Specifically, Hexo said that it has launched an at-the-market program to sell a maximum of $40 million -- or the Canadian dollar equivalent -- worth of its common stock. As is typical for at-the-market issues, the amounts and timing of these sales will be entirely at the discretion of the company. The program will terminate when the full amount of sales has been reached, or on June 10, 2023, whichever comes first.
Up to $30 million of those proceeds will be utilized by the marijuana company "for working capital and funding its operating activities." Management did not get more specific.
Any monies raised beyond that are to be channeled into covering the company's obligations arising from its April financing deal with Canadian peer Tilray. Under the terms of that arrangement, Tilray is buying $193 million of Hexo's convertible debt, and Hexo is obligated to pay interest on those securities.

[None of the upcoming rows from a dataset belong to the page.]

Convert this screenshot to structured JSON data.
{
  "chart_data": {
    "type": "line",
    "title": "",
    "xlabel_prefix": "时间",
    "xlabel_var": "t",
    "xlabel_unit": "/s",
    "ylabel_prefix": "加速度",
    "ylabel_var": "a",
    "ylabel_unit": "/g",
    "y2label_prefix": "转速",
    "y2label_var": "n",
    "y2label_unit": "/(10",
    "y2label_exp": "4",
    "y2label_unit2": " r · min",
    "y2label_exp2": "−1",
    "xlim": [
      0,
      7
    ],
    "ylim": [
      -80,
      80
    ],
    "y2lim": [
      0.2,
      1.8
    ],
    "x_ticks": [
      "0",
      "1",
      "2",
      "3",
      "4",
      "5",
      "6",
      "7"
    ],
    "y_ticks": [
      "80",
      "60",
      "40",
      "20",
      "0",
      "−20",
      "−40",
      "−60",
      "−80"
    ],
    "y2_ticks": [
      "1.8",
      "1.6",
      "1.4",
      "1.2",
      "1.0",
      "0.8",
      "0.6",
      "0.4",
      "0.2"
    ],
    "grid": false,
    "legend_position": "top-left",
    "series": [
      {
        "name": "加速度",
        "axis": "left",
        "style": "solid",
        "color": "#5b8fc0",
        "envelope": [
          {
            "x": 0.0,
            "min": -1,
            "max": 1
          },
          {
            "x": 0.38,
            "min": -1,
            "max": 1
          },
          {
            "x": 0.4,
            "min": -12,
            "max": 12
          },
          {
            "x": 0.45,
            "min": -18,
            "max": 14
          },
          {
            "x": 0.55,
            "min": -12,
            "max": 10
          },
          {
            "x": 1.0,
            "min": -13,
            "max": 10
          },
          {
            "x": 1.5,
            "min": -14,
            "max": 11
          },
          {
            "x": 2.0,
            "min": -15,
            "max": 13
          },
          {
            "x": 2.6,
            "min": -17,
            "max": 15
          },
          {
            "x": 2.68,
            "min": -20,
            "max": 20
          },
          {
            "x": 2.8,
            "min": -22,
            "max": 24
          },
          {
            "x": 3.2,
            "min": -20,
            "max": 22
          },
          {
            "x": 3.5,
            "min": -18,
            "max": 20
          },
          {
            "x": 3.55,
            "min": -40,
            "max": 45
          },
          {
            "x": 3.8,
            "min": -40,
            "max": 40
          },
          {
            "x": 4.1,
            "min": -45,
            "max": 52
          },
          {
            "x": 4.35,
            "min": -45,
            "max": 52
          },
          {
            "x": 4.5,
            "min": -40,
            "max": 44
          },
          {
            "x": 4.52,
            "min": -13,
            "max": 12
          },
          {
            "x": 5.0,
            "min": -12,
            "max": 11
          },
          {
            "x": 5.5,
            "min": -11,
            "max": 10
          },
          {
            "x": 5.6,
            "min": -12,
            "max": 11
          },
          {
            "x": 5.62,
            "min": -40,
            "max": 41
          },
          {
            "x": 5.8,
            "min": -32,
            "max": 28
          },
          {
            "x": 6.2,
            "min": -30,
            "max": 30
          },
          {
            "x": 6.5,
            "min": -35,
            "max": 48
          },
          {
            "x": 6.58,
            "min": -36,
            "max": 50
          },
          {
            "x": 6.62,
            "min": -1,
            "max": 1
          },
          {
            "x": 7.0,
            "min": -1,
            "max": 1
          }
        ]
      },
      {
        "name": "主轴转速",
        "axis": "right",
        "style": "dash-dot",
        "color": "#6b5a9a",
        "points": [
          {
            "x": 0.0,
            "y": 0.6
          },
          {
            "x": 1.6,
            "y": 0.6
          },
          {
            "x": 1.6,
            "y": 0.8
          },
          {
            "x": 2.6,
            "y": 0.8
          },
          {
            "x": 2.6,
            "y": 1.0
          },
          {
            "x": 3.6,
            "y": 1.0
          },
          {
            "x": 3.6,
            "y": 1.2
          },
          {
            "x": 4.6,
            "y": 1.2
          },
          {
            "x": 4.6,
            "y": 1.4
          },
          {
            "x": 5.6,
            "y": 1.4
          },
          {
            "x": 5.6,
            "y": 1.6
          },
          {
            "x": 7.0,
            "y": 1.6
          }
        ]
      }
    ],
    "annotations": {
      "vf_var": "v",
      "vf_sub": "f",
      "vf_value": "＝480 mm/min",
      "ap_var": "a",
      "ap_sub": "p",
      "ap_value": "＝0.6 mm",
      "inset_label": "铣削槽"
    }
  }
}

Hexo is a consistently money-losing company in a largely money-losing industry. For years, it has been shoring up its shaky finances with dilutive share sales. This $40 million sale is quite sizable for the struggling company; the sinking stock price has withered its market capitalization to barely over $177 million.
Such a high level of new dilution would crush many other stocks. In Hexo's case, though, it's hardly unexpected, which is probably why traders sent the shares down by "only" 5% in response to the news.